La DGA et l’IFTH testent les masques avant de les homologuer

Pour être homologués, les masques sont envoyés à la Direction générale de l’armement (DGA) et à l’Institut français du textile et de l’habillement (IFTH). Ces organismes ont mis en place un protocole de test, afin d’évaluer la perméabilité des masques, et d’estimer le nombre de lavages auxquels ils peuvent résister.

Dans ce diaporama, nous vous expliquons notamment comment reconnaître un masque homologué, et nous vous livrons quelques astuces pour vérifier son efficacité.

Masque grand public : obligatoire dans les transports ?

Au vu des récentes déclarations du gouvernement, il est peu probable que le port du masque soit rendu obligatoire dans tous les lieux publics.
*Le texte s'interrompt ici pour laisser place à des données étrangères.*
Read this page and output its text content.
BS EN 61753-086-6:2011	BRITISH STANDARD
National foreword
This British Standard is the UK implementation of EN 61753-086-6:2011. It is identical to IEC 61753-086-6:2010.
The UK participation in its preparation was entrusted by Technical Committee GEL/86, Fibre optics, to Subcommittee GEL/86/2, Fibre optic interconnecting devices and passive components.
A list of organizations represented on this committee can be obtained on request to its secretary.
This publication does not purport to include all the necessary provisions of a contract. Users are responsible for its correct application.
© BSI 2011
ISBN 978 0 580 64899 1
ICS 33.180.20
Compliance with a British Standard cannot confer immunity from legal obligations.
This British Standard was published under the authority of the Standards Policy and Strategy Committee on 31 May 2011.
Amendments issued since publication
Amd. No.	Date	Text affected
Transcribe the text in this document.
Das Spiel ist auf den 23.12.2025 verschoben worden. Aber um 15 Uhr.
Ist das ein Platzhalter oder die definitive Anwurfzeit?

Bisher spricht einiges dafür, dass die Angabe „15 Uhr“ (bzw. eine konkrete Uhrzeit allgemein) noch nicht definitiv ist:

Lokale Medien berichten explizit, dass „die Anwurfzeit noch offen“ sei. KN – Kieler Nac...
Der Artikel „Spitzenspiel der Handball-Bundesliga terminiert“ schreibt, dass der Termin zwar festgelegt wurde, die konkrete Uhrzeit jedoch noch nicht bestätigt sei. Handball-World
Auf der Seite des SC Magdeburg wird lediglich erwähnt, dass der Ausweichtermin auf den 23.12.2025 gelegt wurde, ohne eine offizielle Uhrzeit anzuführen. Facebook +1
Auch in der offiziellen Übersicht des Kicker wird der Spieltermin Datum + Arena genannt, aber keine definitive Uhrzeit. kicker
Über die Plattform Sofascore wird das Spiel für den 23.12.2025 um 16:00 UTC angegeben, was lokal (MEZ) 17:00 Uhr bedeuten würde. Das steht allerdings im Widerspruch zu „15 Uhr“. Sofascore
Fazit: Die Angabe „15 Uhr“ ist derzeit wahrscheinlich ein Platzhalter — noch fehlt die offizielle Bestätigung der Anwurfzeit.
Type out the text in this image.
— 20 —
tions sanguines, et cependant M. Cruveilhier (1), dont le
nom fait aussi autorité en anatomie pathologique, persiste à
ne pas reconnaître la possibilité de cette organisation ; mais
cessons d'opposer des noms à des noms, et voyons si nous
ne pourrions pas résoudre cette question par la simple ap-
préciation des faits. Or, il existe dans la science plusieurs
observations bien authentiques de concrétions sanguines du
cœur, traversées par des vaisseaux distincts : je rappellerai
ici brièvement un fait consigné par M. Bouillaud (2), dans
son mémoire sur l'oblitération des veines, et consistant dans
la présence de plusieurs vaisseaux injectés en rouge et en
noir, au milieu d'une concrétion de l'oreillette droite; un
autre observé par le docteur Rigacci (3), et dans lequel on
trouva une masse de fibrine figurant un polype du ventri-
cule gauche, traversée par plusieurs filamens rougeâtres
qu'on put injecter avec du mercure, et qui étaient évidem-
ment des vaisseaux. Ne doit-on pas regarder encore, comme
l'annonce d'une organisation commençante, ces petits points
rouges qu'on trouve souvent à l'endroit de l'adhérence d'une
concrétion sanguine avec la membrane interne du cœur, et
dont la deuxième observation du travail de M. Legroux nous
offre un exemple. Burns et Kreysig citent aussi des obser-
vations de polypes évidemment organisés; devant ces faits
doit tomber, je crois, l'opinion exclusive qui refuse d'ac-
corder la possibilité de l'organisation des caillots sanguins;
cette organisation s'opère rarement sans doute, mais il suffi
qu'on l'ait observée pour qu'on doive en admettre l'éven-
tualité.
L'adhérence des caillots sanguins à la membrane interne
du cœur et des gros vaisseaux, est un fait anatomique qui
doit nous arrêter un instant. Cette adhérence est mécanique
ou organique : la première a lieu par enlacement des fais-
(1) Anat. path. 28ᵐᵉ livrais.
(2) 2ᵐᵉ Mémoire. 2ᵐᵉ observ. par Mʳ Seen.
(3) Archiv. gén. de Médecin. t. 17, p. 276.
En revanche, “les transports sont un des cas où le port du masque pourra être obligatoire à compter du 11 mai” a indiqué le Premier ministre Edouard Philippe dans son allocution du 19 avril. “Nous sommes en train d'étudier les conditions dans lesquelles cela pourra être mis en œuvre”, a-t-il précisé.

Une mesure qui serait loin d’être suffisante, selon l’Académie nationale de médecine, qui recommande un port du masque généralisé à toute la population, dès lors qu’elle quitte son domicile.

Une mesure “impossible à appliquer” chez les jeunes enfants

Du côté des salles de classe, aucune position officielle n’a été adoptée par le gouvernement à l’heure où nous écrivons ces lignes. Le Conseil scientifique estime toutefois que “pour les collégiens/lycéens, pour lesquels la compréhension est bonne et l’éducation au port de masque est possible, le port de masque doit être obligatoire”.

 

Il reconnaît que cette mesure est, en revanche, “impossible” à appliquer en maternelle, et difficile à mettre en chez les élèves les plus jeunes du primaire. "Il est très compliqué de demander à un enfant de 10 ou 11 ans en école primaire de porter un masque toute la journée", a déclaré, de son côté, le ministre de la Santé, Olivier Véran au micro de France Inter.